Speaking of Manchin, the last special session he called before winning the special election at the end of that summer to serve the remaining term of the late U.S. Sen. Robert C. Byrd was a special session on education in 2010. It also started in May and included legislation for … wait for it … charter schools. That bill passed the senate but didn’t make it out of committee on the house side. Senators even suspended the rules to push it through quicker. I wish I could find the roll call vote for that.
I believe there is consensus on some amount of charter schools in the form of a pilot. Even if they agree with the three, I doubt in the short term there would ever be more than one and that’s likely on Charleston’s West Side, where Rev. Matthew Watts — a prominent black community leader — has wanted to set up a charter for the last decade. Elementary schools that serve the West Side all rank in the bottom for elementary schools in Kanawha County and the state according to the state Department of Education’s Balanced Scorecard. These schools rank in the red for not meeting academic performance standards in English/Language Arts and Mathematics, as well as attendance. Watts wants to try something new in a community he cares about. Who could blame him?
Whether we have charter schools or not is irrelevant to me. There is a far more pressing problem that I’ll get to in a second. But one of the lines constantly used by people who don’t want charter schools in this state is that charters are not a silver bullet. I agree, they’re not. But if one kid struggling to learn in the standard Bismarck/Dewey-style education system can be put in a different school doing education in a different way and become a better student, isn’t that a good thing?
It’s certainly better than pushing students through one meat grinder and telling yourself you’re making a sirloin steak, which is what State Superintendent of Schools Steve Paine does every time he brags about the state high school graduation rate — graduates who go straight into remedial classes if they even go to college at all.
One big takeaway from the state Department of Education’s efforts to compile data for lawmakers and the governor for the education special session was how many parents are fine with their schools. According to one survey, 76 percent of parents or caregivers of students in public schools said they agreed or strongly agreed with that statement that they were satisfied with their child’s school.

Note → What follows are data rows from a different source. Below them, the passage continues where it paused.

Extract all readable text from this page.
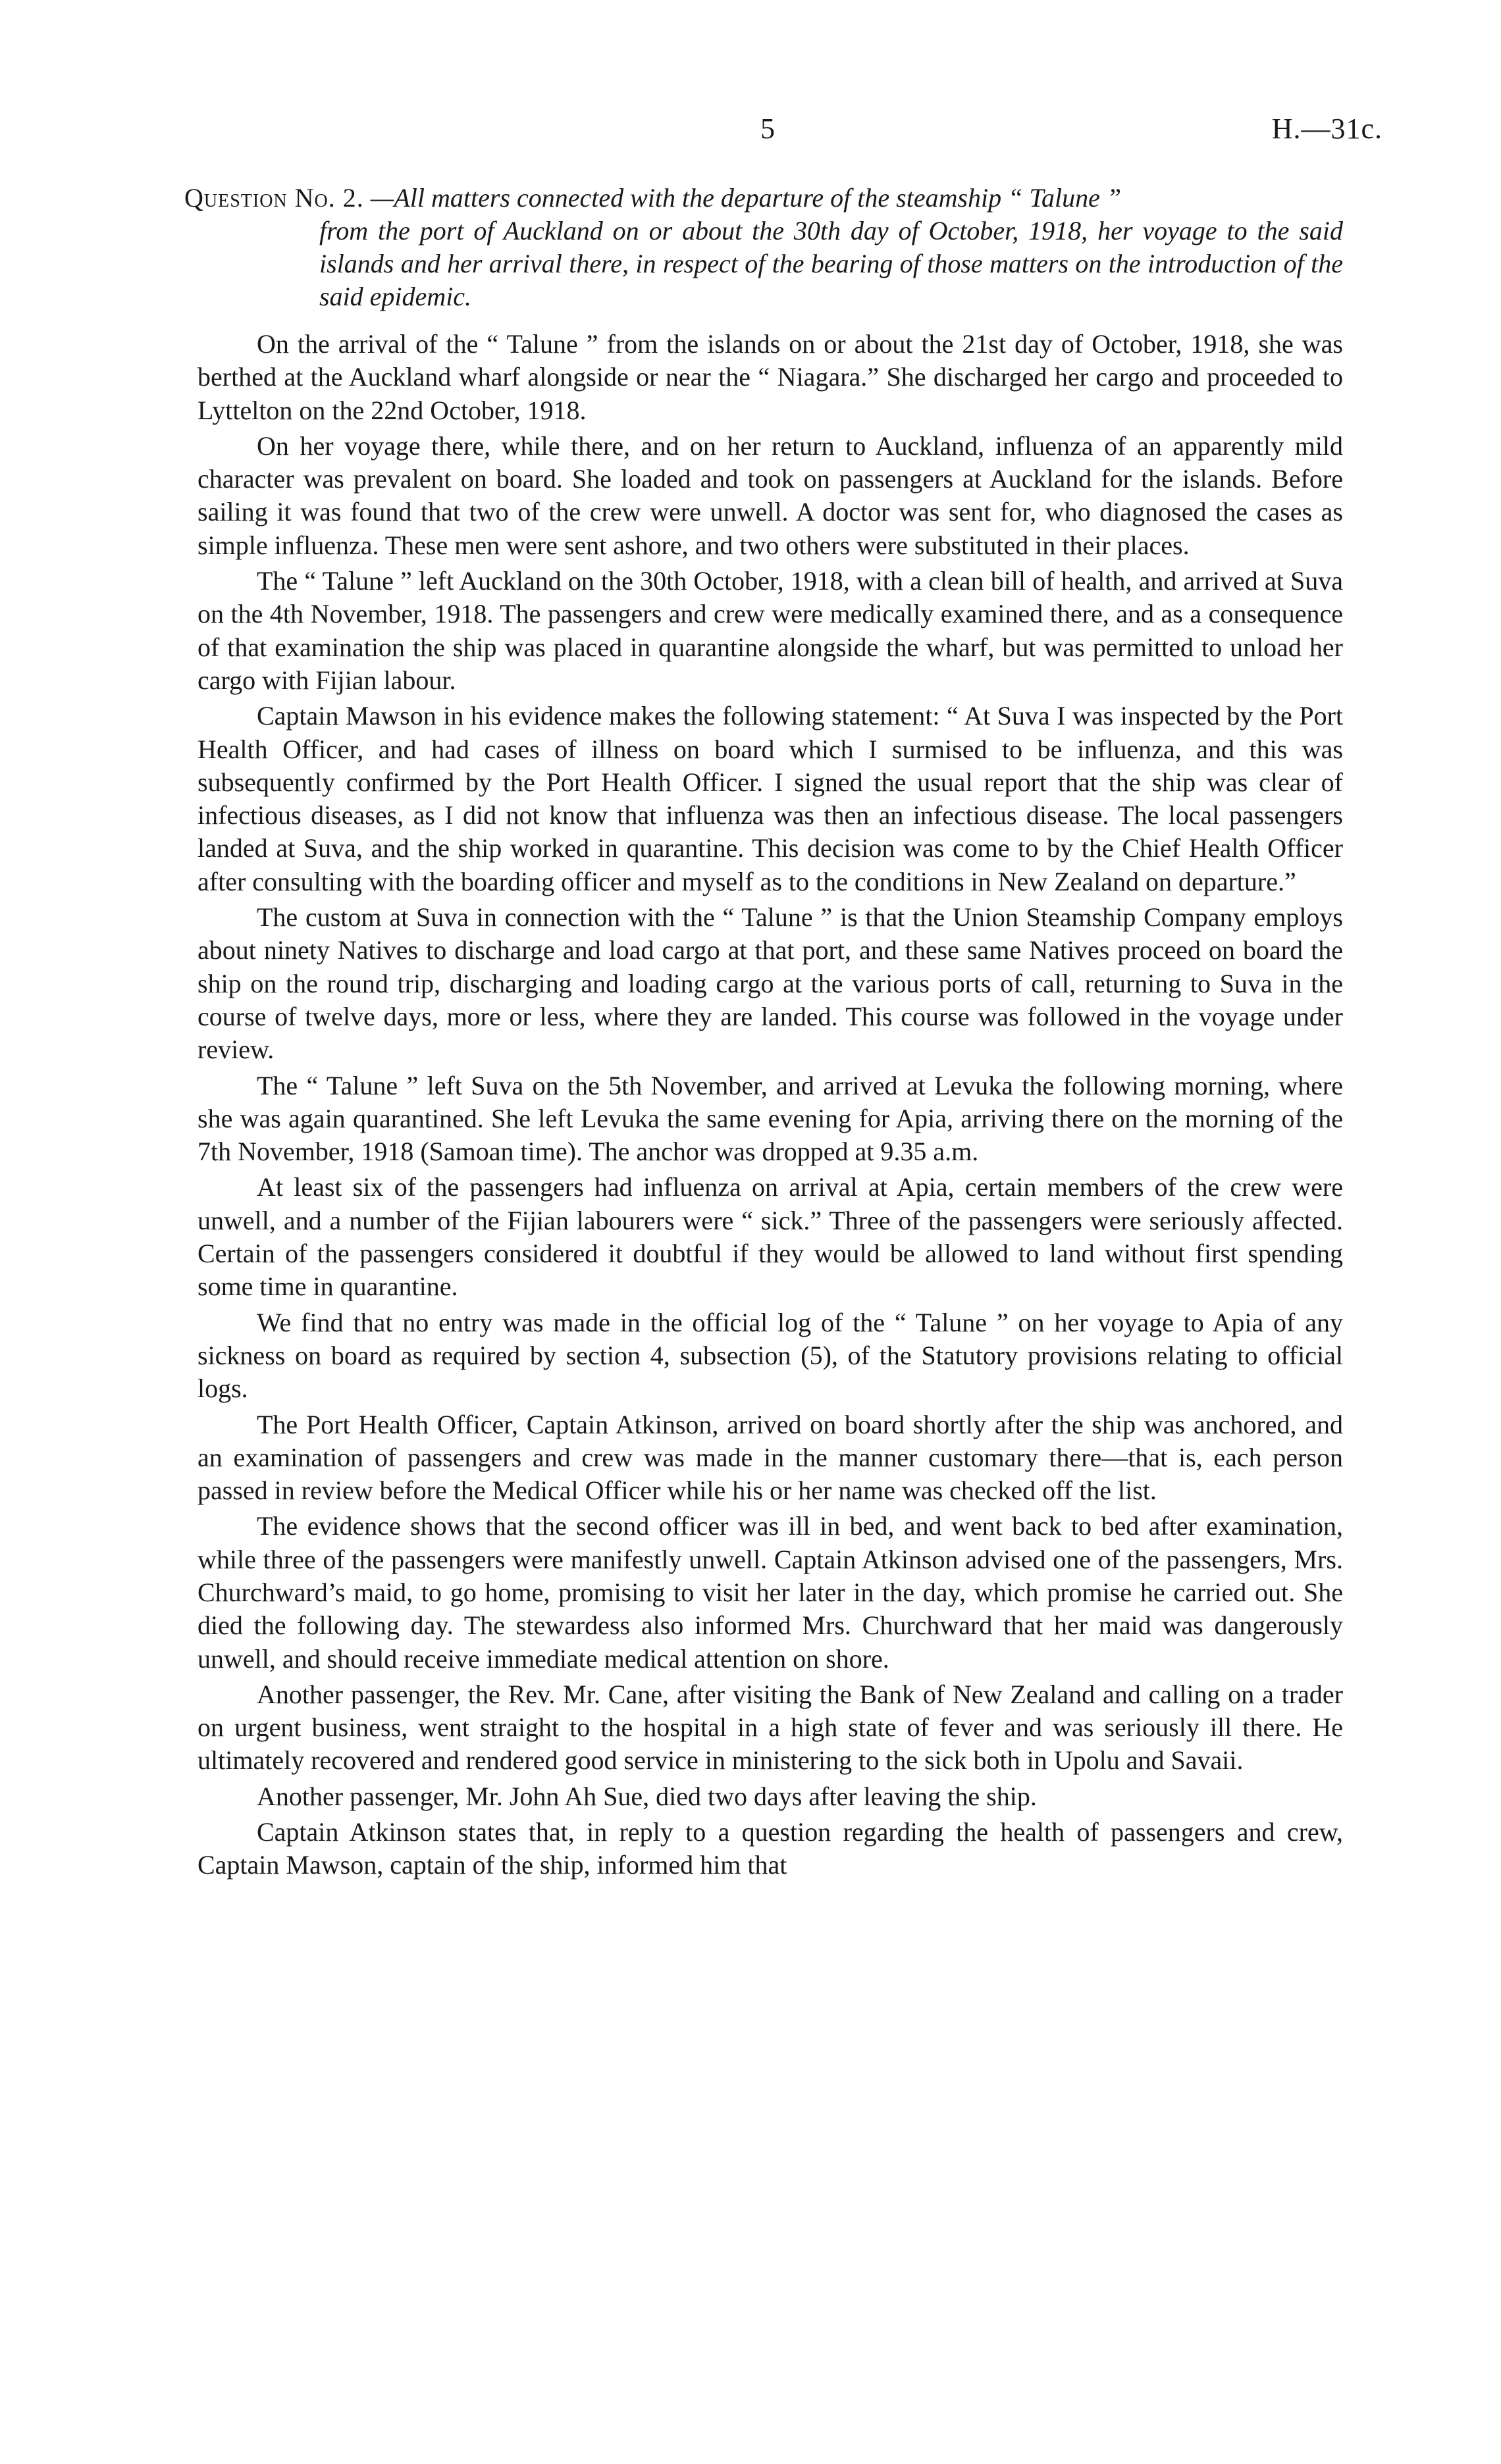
5	H.—31c.
Question No. 2. —All matters connected with the departure of the steamship “ Talune ”
from the port of Auckland on or about the 30th day of October, 1918, her voyage to the said islands and her arrival there, in respect of the bearing of those matters on the introduction of the said epidemic.

On the arrival of the “ Talune ” from the islands on or about the 21st day of October, 1918, she was berthed at the Auckland wharf alongside or near the “ Niagara.” She discharged her cargo and proceeded to Lyttelton on the 22nd October, 1918.

On her voyage there, while there, and on her return to Auckland, influenza of an apparently mild character was prevalent on board. She loaded and took on passengers at Auckland for the islands. Before sailing it was found that two of the crew were unwell. A doctor was sent for, who diagnosed the cases as simple influenza. These men were sent ashore, and two others were substituted in their places.

The “ Talune ” left Auckland on the 30th October, 1918, with a clean bill of health, and arrived at Suva on the 4th November, 1918. The passengers and crew were medically examined there, and as a consequence of that examination the ship was placed in quarantine alongside the wharf, but was permitted to unload her cargo with Fijian labour.

Captain Mawson in his evidence makes the following statement: “ At Suva I was inspected by the Port Health Officer, and had cases of illness on board which I surmised to be influenza, and this was subsequently confirmed by the Port Health Officer. I signed the usual report that the ship was clear of infectious diseases, as I did not know that influenza was then an infectious disease. The local passengers landed at Suva, and the ship worked in quarantine. This decision was come to by the Chief Health Officer after consulting with the boarding officer and myself as to the conditions in New Zealand on departure.”

The custom at Suva in connection with the “ Talune ” is that the Union Steamship Company employs about ninety Natives to discharge and load cargo at that port, and these same Natives proceed on board the ship on the round trip, discharging and loading cargo at the various ports of call, returning to Suva in the course of twelve days, more or less, where they are landed. This course was followed in the voyage under review.

The “ Talune ” left Suva on the 5th November, and arrived at Levuka the following morning, where she was again quarantined. She left Levuka the same evening for Apia, arriving there on the morning of the 7th November, 1918 (Samoan time). The anchor was dropped at 9.35 a.m.

At least six of the passengers had influenza on arrival at Apia, certain members of the crew were unwell, and a number of the Fijian labourers were “ sick.” Three of the passengers were seriously affected. Certain of the passengers considered it doubtful if they would be allowed to land without first spending some time in quarantine.

We find that no entry was made in the official log of the “ Talune ” on her voyage to Apia of any sickness on board as required by section 4, subsection (5), of the Statutory provisions relating to official logs.

The Port Health Officer, Captain Atkinson, arrived on board shortly after the ship was anchored, and an examination of passengers and crew was made in the manner customary there—that is, each person passed in review before the Medical Officer while his or her name was checked off the list.

The evidence shows that the second officer was ill in bed, and went back to bed after examination, while three of the passengers were manifestly unwell. Captain Atkinson advised one of the passengers, Mrs. Churchward’s maid, to go home, promising to visit her later in the day, which promise he carried out. She died the following day. The stewardess also informed Mrs. Churchward that her maid was dangerously unwell, and should receive immediate medical attention on shore.

Another passenger, the Rev. Mr. Cane, after visiting the Bank of New Zealand and calling on a trader on urgent business, went straight to the hospital in a high state of fever and was seriously ill there. He ultimately recovered and rendered good service in ministering to the sick both in Upolu and Savaii.

Another passenger, Mr. John Ah Sue, died two days after leaving the ship.

Captain Atkinson states that, in reply to a question regarding the health of passengers and crew, Captain Mawson, captain of the ship, informed him that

During a press conference before I left for vacation, Paine touted this figure as a reason to not do charters or education savings accounts. To me, that figure is disturbing on many levels.

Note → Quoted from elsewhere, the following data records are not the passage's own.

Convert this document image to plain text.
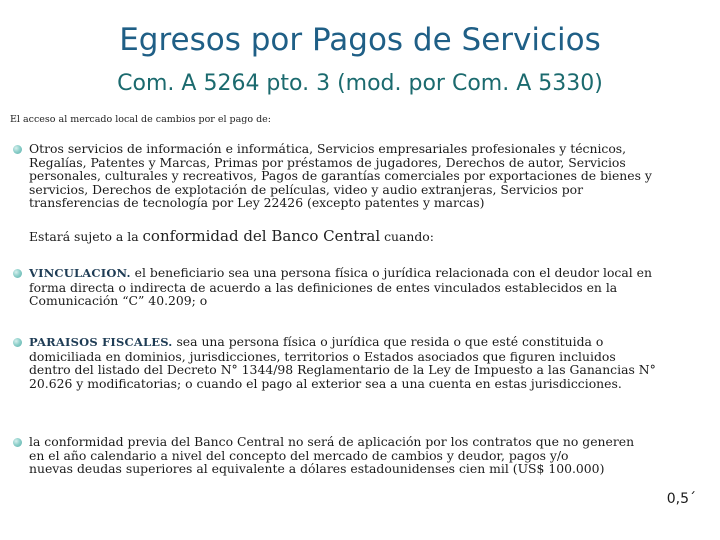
Egresos por Pagos de Servicios
Com. A 5264 pto. 3 (mod. por Com. A 5330)
El acceso al mercado local de cambios por el pago de:
Otros servicios de información e informática, Servicios empresariales profesionales y técnicos,
Regalías, Patentes y Marcas, Primas por préstamos de jugadores, Derechos de autor, Servicios
personales, culturales y recreativos, Pagos de garantías comerciales por exportaciones de bienes y
servicios, Derechos de explotación de películas, video y audio extranjeras, Servicios por
transferencias de tecnología por Ley 22426 (excepto patentes y marcas)
Estará sujeto a la conformidad del Banco Central cuando:
VINCULACION. el beneficiario sea una persona física o jurídica relacionada con el deudor local en
forma directa o indirecta de acuerdo a las definiciones de entes vinculados establecidos en la
Comunicación “C” 40.209; o
PARAISOS FISCALES. sea una persona física o jurídica que resida o que esté constituida o
domiciliada en dominios, jurisdicciones, territorios o Estados asociados que figuren incluidos
dentro del listado del Decreto N° 1344/98 Reglamentario de la Ley de Impuesto a las Ganancias N°
20.626 y modificatorias; o cuando el pago al exterior sea a una cuenta en estas jurisdicciones.
la conformidad previa del Banco Central no será de aplicación por los contratos que no generen
en el año calendario a nivel del concepto del mercado de cambios y deudor, pagos y/o
nuevas deudas superiores al equivalente a dólares estadounidenses cien mil (US$ 100.000)
0,5´
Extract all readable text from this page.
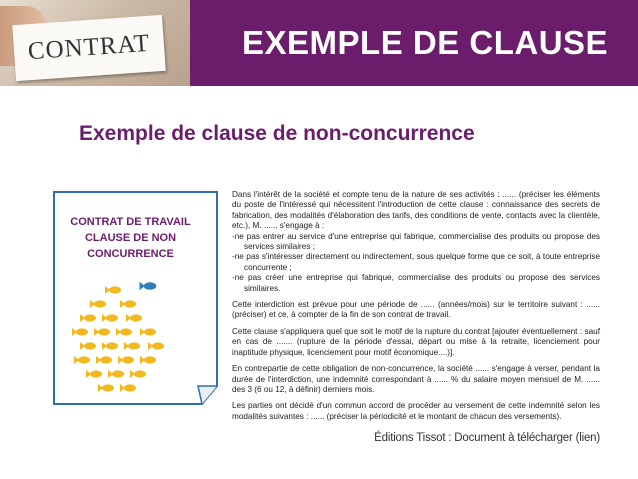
CONTRAT	EXEMPLE DE CLAUSE
Exemple de clause de non-concurrence
CONTRAT DE TRAVAIL
CLAUSE DE NON
CONCURRENCE

Dans l'intérêt de la société et compte tenu de la nature de ses activités : ...... (préciser les éléments du poste de l'intéressé qui nécessitent l'introduction de cette clause : connaissance des secrets de fabrication, des modalités d'élaboration des tarifs, des conditions de vente, contacts avec la clientèle, etc.), M. ...... s'engage à :
-ne pas entrer au service d'une entreprise qui fabrique, commercialise des produits ou propose des services similaires ;
-ne pas s'intéresser directement ou indirectement, sous quelque forme que ce soit, à toute entreprise concurrente ;
-ne pas créer une entreprise qui fabrique, commercialise des produits ou propose des services similaires.

Cette interdiction est prévue pour une période de ...... (années/mois) sur le territoire suivant : ...... (préciser) et ce, à compter de la fin de son contrat de travail.

Cette clause s'appliquera quel que soit le motif de la rupture du contrat [ajouter éventuellement : sauf en cas de ....... (rupture de la période d'essai, départ ou mise à la retraite, licenciement pour inaptitude physique, licenciement pour motif économique....)].

En contrepartie de cette obligation de non-concurrence, la société ...... s'engage à verser, pendant la durée de l'interdiction, une indemnité correspondant à ...... % du salaire moyen mensuel de M. ...... des 3 (6 ou 12, à définir) derniers mois.

Les parties ont décidé d'un commun accord de procéder au versement de cette indemnité selon les modalités suivantes : ...... (préciser la périodicité et le montant de chacun des versements).

Éditions Tissot : Document à télécharger (lien)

I’d love to see a geographic breakdown of that survey number. I’m willing to bet you parents in these counties with these school think they are just fine. Even if you showed them the data, I think they would still insist their school is just fine.
At the end of the day, it’s not the teachers, the Hulk-like state education bureaucracy, evil Republicans, “union bosses,” or whatever else you can conjure up that’s holding us back. It’s ourselves. People should be seeing red when they see the red on the Balanced Scorecard.
It’s a cultural problem for our state, and I just don’t know how we fix that. Some blame the opioid epidemic, but our state education leaders admit we’ve had a math problem in our schools going back 40 years. What, pray tell, was the drug of choice for parents then that was causing home problems and keeping students distracted from learning at school?
Parents have to care more. The parents (or grandparents) who DO care more are looking for options. Those options might just take them out of the state.